Mientras, el Resucitado muestra sus manos y sus pies. Estas son las credenciales para hacer ver a sus discípulos que no es un fantasma. A los suyos la visita inesperada del Maestro les produce miedo. Hay que celebrar una nueva comida para disipar dudas. Con el pan y el pescado entre las manos, Jesús realiza su particular liturgia de la Palabra: “Esto es lo que os decía mientras estaba con vosotros: que todo lo escrito en la ley de Moisés y en los profetas y salmos acerca de mí tenía que cumplirse”.
Pero no basta solo con entender lo que ha pasado. Se necesita un compromiso: “En su nombre se predicará la conversión y el perdón de los pecados a todos los pueblos, comenzando por Jerusalén. Vosotros sois testigos de esto”. La misión echa a andar. En esas estamos todavía. Lo que importa es hacerlo todo “en su nombre”, no según nuestros caprichos, intereses, modas o cansancios.

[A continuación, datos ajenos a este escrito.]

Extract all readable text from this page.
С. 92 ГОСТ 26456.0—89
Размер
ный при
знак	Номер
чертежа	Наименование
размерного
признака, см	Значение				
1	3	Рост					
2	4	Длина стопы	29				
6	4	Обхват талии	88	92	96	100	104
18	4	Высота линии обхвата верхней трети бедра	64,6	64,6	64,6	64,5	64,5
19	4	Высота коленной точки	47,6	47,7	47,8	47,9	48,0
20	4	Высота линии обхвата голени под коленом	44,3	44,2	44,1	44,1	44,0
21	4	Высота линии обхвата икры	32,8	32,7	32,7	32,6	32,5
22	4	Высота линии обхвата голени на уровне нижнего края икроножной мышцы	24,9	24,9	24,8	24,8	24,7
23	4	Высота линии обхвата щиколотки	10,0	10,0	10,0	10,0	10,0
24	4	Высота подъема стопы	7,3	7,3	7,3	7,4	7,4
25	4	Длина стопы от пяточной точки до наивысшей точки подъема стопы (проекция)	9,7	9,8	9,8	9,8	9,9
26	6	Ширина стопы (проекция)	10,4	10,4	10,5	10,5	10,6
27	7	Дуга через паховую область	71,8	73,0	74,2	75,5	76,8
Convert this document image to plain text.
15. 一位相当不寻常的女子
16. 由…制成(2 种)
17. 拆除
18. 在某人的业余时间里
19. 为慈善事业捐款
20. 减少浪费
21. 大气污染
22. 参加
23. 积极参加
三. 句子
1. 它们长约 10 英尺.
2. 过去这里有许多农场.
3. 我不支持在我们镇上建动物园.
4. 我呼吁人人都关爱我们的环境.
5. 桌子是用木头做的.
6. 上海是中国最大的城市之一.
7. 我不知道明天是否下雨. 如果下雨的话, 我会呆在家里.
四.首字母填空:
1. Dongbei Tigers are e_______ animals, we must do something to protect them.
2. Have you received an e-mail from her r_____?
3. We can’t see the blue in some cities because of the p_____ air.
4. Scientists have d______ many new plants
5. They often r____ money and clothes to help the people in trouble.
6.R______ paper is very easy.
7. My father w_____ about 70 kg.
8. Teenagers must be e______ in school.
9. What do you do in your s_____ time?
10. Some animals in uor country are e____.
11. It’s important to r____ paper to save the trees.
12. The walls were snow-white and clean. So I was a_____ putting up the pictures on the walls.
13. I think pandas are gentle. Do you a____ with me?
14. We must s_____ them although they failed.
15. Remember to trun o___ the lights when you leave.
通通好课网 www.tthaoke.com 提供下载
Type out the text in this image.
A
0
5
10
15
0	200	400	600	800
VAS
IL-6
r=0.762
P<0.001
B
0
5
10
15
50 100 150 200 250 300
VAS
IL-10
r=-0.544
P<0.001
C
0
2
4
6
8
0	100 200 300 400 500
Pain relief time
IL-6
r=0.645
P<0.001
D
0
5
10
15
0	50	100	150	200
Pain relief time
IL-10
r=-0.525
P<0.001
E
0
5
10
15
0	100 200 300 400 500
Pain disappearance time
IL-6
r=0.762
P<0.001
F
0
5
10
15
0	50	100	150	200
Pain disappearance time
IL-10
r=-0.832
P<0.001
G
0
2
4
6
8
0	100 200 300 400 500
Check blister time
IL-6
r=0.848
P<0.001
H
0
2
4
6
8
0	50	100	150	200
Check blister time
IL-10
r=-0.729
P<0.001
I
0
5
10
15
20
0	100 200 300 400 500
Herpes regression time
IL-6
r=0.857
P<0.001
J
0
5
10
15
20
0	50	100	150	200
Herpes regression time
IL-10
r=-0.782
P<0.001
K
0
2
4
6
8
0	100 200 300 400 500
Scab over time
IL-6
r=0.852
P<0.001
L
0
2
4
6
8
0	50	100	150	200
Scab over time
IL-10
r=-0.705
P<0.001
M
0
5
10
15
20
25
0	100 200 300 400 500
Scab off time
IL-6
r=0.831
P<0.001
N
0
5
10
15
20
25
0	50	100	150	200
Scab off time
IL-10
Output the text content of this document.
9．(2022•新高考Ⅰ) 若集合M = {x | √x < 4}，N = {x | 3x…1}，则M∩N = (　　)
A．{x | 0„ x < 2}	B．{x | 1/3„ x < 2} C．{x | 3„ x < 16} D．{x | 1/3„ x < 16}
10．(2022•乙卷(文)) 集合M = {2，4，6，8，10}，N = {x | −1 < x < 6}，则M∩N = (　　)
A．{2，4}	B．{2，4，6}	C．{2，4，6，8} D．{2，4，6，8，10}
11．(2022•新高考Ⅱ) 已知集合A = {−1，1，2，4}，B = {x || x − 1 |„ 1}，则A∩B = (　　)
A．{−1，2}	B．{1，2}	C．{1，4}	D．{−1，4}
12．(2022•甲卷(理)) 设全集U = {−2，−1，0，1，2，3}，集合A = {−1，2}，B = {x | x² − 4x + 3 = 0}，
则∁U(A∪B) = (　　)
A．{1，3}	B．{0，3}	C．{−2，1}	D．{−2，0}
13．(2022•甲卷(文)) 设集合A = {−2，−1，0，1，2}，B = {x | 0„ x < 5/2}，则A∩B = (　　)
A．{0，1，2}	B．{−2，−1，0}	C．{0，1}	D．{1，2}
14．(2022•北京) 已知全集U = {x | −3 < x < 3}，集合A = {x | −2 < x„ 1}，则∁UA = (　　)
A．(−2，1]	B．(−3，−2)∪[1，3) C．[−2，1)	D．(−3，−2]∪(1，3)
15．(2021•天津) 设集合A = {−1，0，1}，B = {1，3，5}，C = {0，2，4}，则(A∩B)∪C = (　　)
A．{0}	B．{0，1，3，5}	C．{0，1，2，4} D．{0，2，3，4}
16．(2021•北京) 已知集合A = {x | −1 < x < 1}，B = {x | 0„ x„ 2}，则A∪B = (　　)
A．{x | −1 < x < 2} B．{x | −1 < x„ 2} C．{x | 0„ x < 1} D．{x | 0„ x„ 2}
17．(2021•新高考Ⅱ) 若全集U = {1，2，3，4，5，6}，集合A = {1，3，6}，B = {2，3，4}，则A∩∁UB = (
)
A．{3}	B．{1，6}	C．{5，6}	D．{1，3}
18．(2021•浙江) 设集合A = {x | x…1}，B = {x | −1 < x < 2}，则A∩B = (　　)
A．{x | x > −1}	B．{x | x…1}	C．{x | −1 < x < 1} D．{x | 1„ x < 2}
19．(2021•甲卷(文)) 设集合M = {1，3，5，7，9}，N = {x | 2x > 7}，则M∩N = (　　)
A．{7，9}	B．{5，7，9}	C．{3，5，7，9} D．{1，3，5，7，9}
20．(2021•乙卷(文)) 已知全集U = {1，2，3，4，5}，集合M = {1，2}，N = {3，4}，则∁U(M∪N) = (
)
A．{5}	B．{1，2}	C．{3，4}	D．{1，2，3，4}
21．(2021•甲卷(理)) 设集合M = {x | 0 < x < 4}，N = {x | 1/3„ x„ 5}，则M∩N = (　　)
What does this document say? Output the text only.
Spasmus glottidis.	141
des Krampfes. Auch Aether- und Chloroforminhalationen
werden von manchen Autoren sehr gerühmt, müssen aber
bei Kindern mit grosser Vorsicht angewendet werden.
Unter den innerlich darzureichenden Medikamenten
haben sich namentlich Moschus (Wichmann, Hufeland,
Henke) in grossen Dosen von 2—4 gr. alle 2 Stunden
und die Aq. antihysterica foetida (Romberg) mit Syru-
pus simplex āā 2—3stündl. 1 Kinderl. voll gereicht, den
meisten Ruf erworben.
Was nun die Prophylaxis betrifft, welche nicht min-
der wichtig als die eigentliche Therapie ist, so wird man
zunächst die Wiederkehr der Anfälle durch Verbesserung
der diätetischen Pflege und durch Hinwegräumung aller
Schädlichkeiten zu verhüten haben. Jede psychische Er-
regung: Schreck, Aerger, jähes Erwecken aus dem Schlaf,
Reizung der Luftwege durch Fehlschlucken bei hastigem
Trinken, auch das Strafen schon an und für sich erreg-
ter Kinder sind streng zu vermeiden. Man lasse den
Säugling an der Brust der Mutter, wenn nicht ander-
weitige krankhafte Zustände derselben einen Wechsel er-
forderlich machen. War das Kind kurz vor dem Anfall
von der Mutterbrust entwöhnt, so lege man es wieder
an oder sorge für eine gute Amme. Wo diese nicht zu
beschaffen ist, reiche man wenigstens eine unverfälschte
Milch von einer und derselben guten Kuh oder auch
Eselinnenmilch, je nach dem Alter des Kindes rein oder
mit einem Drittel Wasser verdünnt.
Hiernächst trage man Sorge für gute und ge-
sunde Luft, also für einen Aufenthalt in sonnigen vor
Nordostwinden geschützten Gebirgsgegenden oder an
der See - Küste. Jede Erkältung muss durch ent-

Cuando uno está encendido por la violencia, las palabras de Jesús –“Paz a vosotros”– suenan a inútil interferencia, a música celestial. Algo dentro de la persona violenta reacciona así: “¡Ocúpate de tus cosas o arregla las nuestras, pero no nos vengas con monsergas!”. Cuando los seres humanos estamos secuestrados por el odio o la violencia no atendemos a razones. Lo único que queremos es venganza. Como esta palabra nos da algo de vergüenza, la llamamos justicia, pero en el fondo sabemos que no vamos a arreglar nada.
El regalo del Resucitado es la paz, esa shalom que significa la plenitud de todos los dones mesiánicos, la armonía de todos con todos en un mundo reconciliado por Dios. El corazón humano está anhelando este regalo, pero le da miedo aceptarlo. Vivir en paz significa renunciar a los intereses mezquinos. Aquí chocan el deseo y los deseos. Una y otra vez se reabre el conflicto.
Quizá los únicos que pueden convencernos de que toda violencia es inútil son aquellos que llevan en sus manos y en sus pies –como Jesús– las huellas de la violencia. En las mesas donde se toman las grandes decisiones no tendrían que sentarse solo los políticos de turno, sino las víctimas. No sé qué pasaría si al lado de los ministros de Asad o en el Consejo de Seguridad de la ONU se sentara un grupo de niños masacrado con armas químicas o las viudas de quienes han muerto en el frente. Quizás los intereses empezarían a debilitarse y los valores cobrarían fuerza.
Estamos en Pascua. Donde hay fe, hay paz. Donde hay paz, está el Resucitado insuflando su Espíritu sobre el mundo. Los testigos de este regalo no podemos quedarnos con los brazos cruzados. Es la hora de la misión.